Creio que não. Não é porque são fracos. É porque desistiram. Porque o seu
coração suicidou, deixou de buscar o objeto desejado. Inquieto por natureza, o
coração humano – obviamente, não me refiro àquele amontoado de carne de que é
constituído o órgão – procura o “diacho” de alguma coisa que não encontra.

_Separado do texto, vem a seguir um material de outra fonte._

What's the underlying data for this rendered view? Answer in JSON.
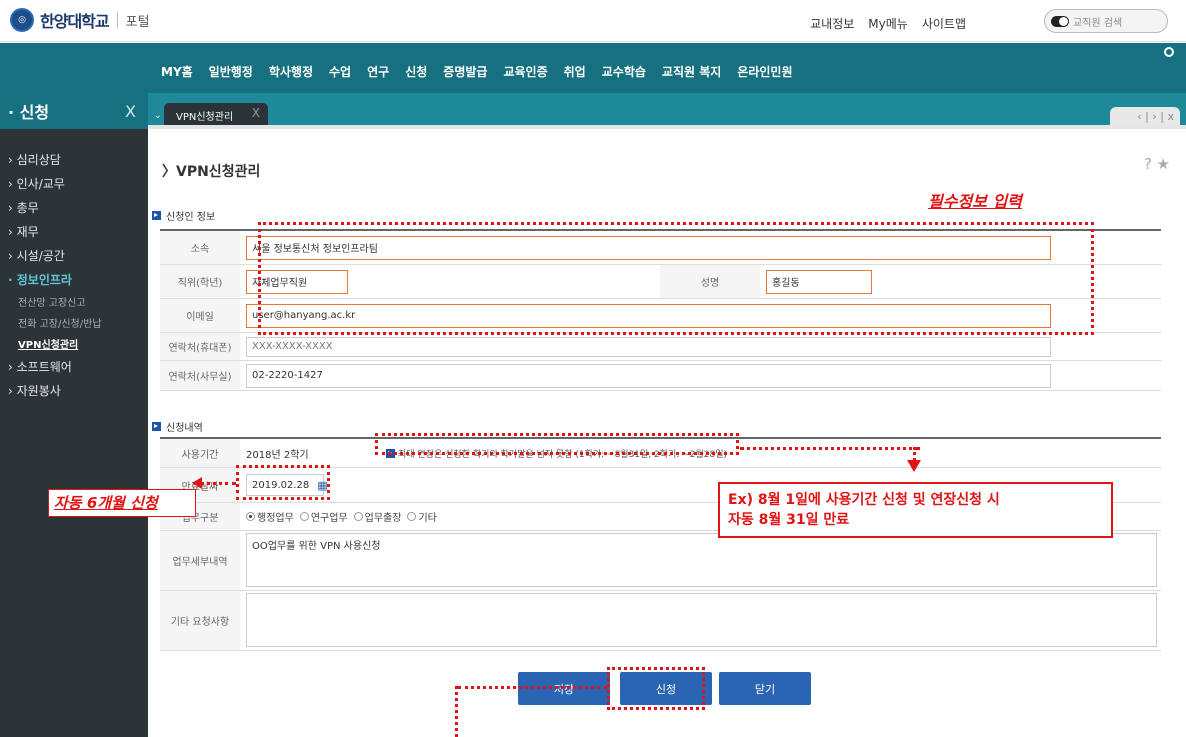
{
  "header": {
    "logo_text": "한양대학교",
    "portal_label": "포털",
    "links": [
      "교내정보",
      "My메뉴",
      "사이트맵"
    ],
    "search_placeholder": "교직원 검색"
  },
  "mainnav": {
    "items": [
      "MY홈",
      "일반행정",
      "학사행정",
      "수업",
      "연구",
      "신청",
      "증명발급",
      "교육인증",
      "취업",
      "교수학습",
      "교직원 복지",
      "온라인민원"
    ]
  },
  "sidebar": {
    "title": "신청",
    "close": "X",
    "items": [
      {
        "label": "심리상담"
      },
      {
        "label": "인사/교무"
      },
      {
        "label": "총무"
      },
      {
        "label": "재무"
      },
      {
        "label": "시설/공간"
      },
      {
        "label": "정보인프라"
      },
      {
        "label": "전산망 고장신고"
      },
      {
        "label": "전화 고장/신청/반납"
      },
      {
        "label": "VPN신청관리"
      },
      {
        "label": "소프트웨어"
      },
      {
        "label": "자원봉사"
      }
    ]
  },
  "tabs": {
    "active_label": "VPN신청관리",
    "close": "X",
    "nav": "‹ | › | x"
  },
  "page": {
    "title": "〉VPN신청관리",
    "help": "? ★"
  },
  "applicant": {
    "section_title": "신청인 정보",
    "affiliation_label": "소속",
    "affiliation_value": "서울 정보통신처 정보인프라팀",
    "position_label": "직위(학년)",
    "position_value": "자체업무직원",
    "name_label": "성명",
    "name_value": "홍길동",
    "email_label": "이메일",
    "email_value": "user@hanyang.ac.kr",
    "mobile_label": "연락처(휴대폰)",
    "mobile_value": "XXX-XXXX-XXXX",
    "office_label": "연락처(사무실)",
    "office_value": "02-2220-1427"
  },
  "request": {
    "section_title": "신청내역",
    "period_label": "사용기간",
    "period_value": "2018년 2학기",
    "period_note": "최대 연장은 신청한 학기의 학기말을 넘지 못함 (1학기: ~8월31일, 2학기: ~2월28일)",
    "expiry_label": "만료날짜",
    "expiry_value": "2019.02.28",
    "type_label": "업무구분",
    "type_options": [
      "행정업무",
      "연구업무",
      "업무출장",
      "기타"
    ],
    "details_label": "업무세부내역",
    "details_value": "OO업무를 위한 VPN 사용신청",
    "other_label": "기타 요청사항",
    "other_value": ""
  },
  "buttons": {
    "save": "저장",
    "apply": "신청",
    "close": "닫기"
  },
  "annotations": {
    "required_info": "필수정보 입력",
    "auto_six_months": "자동 6개월 신청",
    "example_callout_line1": "Ex) 8월 1일에 사용기간 신청 및 연장신청 시",
    "example_callout_line2": "자동 8월 31일 만료",
    "accent_color": "#e01414"
  }
}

Enquanto não é encontrado o amor ou a verdade definitivos, o sentido a
realizar, o coração humano abraça amores provisórios – muitas vezes
destrutivos! –, anestésicos, e verdades paliativas. Surge, muitas vezes, a
tentação do desânimo e entra em campo o mecanismo de compensação das
frustrações. Em alguns casos, ocorre o desespero. Pode parecer que o verdadeiro
amor não vem, que o que pode dar-nos paz, sossego e repouso não existe. A
espera é longa…
Calma, leitor! É preciso enfrentar o problema, o drama da
nossa existência, e não fugir dele, contentando-nos com uma aspirina. Abraçar
uma verdade provisória, casar-se com quem não se ama suficientemente e não nos
realiza, é renunciar à felicidade completa.

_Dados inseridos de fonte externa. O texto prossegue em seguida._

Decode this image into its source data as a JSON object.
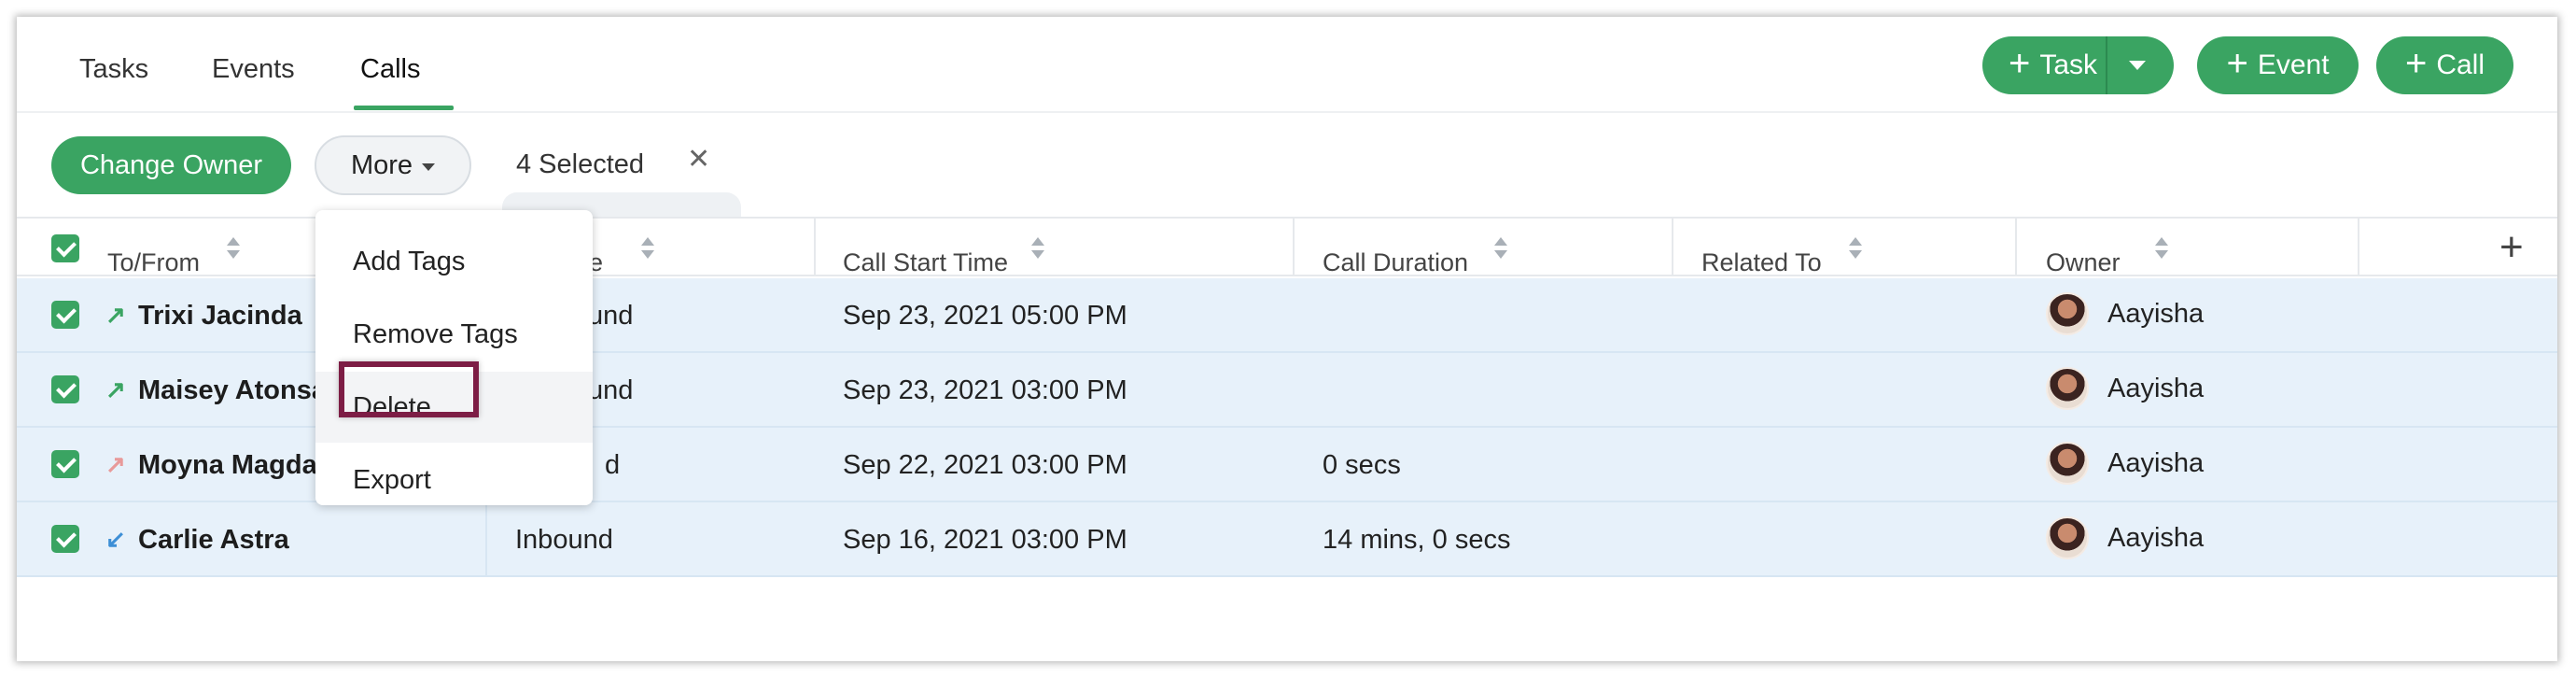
{
  "tabs": [
    {
      "label": "Tasks"
    },
    {
      "label": "Events"
    },
    {
      "label": "Calls",
      "active": true
    }
  ],
  "header_buttons": {
    "task": "Task",
    "event": "Event",
    "call": "Call",
    "plus_glyph": "+"
  },
  "toolbar": {
    "change_owner": "Change Owner",
    "more": "More",
    "selected": "4 Selected",
    "clear": "✕"
  },
  "columns": [
    "To/From",
    "Call Type",
    "Call Start Time",
    "Call Duration",
    "Related To",
    "Owner"
  ],
  "visible_column_headers": {
    "to_from": "To/From",
    "call_type_fragment": "pe",
    "call_start_time": "Call Start Time",
    "call_duration": "Call Duration",
    "related_to": "Related To",
    "owner": "Owner"
  },
  "rows": [
    {
      "direction_icon": "outgoing-arrow-icon",
      "arrow": "↗",
      "name": "Trixi Jacinda",
      "call_type": "und",
      "start": "Sep 23, 2021 05:00 PM",
      "duration": "",
      "related_to": "",
      "owner": "Aayisha",
      "checked": true
    },
    {
      "direction_icon": "outgoing-arrow-icon",
      "arrow": "↗",
      "name": "Maisey Atonsa",
      "call_type": "und",
      "start": "Sep 23, 2021 03:00 PM",
      "duration": "",
      "related_to": "",
      "owner": "Aayisha",
      "checked": true
    },
    {
      "direction_icon": "missed-arrow-icon",
      "arrow": "↗",
      "name": "Moyna Magda",
      "call_type": "d",
      "start": "Sep 22, 2021 03:00 PM",
      "duration": "0 secs",
      "related_to": "",
      "owner": "Aayisha",
      "checked": true
    },
    {
      "direction_icon": "incoming-arrow-icon",
      "arrow": "↙",
      "name": "Carlie Astra",
      "call_type": "Inbound",
      "start": "Sep 16, 2021 03:00 PM",
      "duration": "14 mins, 0 secs",
      "related_to": "",
      "owner": "Aayisha",
      "checked": true
    }
  ],
  "more_menu": {
    "items": [
      "Add Tags",
      "Remove Tags",
      "Delete",
      "Export"
    ],
    "highlighted": "Delete"
  },
  "add_column_glyph": "+",
  "colors": {
    "accent": "#3aa462",
    "row_selected": "#e7f1fa",
    "highlight_border": "#7d1d45",
    "outgoing_arrow": "#3aa462",
    "missed_arrow": "#e89a9a",
    "incoming_arrow": "#3d8fd6"
  }
}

É mais fácil não ter de pensar muito. Pensar dá trabalho. Às
vezes, dói. Fugir dos problemas é mais confortável do que enfrentá-los. Mas a
fuga não traz paz. A paz é fruto da verdade. Alguns têm uma idéia tão
distorcida de si mesmos que para eles equivalem-se o ser e o não ser. Às vezes
as pessoas sabem que existe uma verdade mais profunda sobre si mesmas e sobre
seus dramas pessoais, mas a tentação de entregar os pontos, de se deixar levar
pela corrente, pela ganância midiática e pela opinião dos covardes é muito mais
cômoda.
Por que o nosso mundo é agitado e barulhento? Porque as
pessoas que compõem a humanidade não encontraram o objeto desejado. Permanecem
em uma busca sôfrega, trôpega, irrequieta e angustiante. A inquietação e a
intranquilidade são sintomas de necessidades insatisfeitas. O primeiro passo é
não tentar se enganar. É a honestidade para com a nossa consciência, para com
os nossos anseios e talentos. É indispensável que não se troquem objetivos mais
altos por finalidades mesquinhas.
Não nos contentemos, pois, com a inquietude. Não renunciemos
à busca. O objeto dos nossos amores está à nossa espera. Santo Agostinho dá-nos
uma boa pista, ele que percorreu esse caminho. A esposa dos nossos sonhos
existe. Não nos comprometamos com os amores da estação.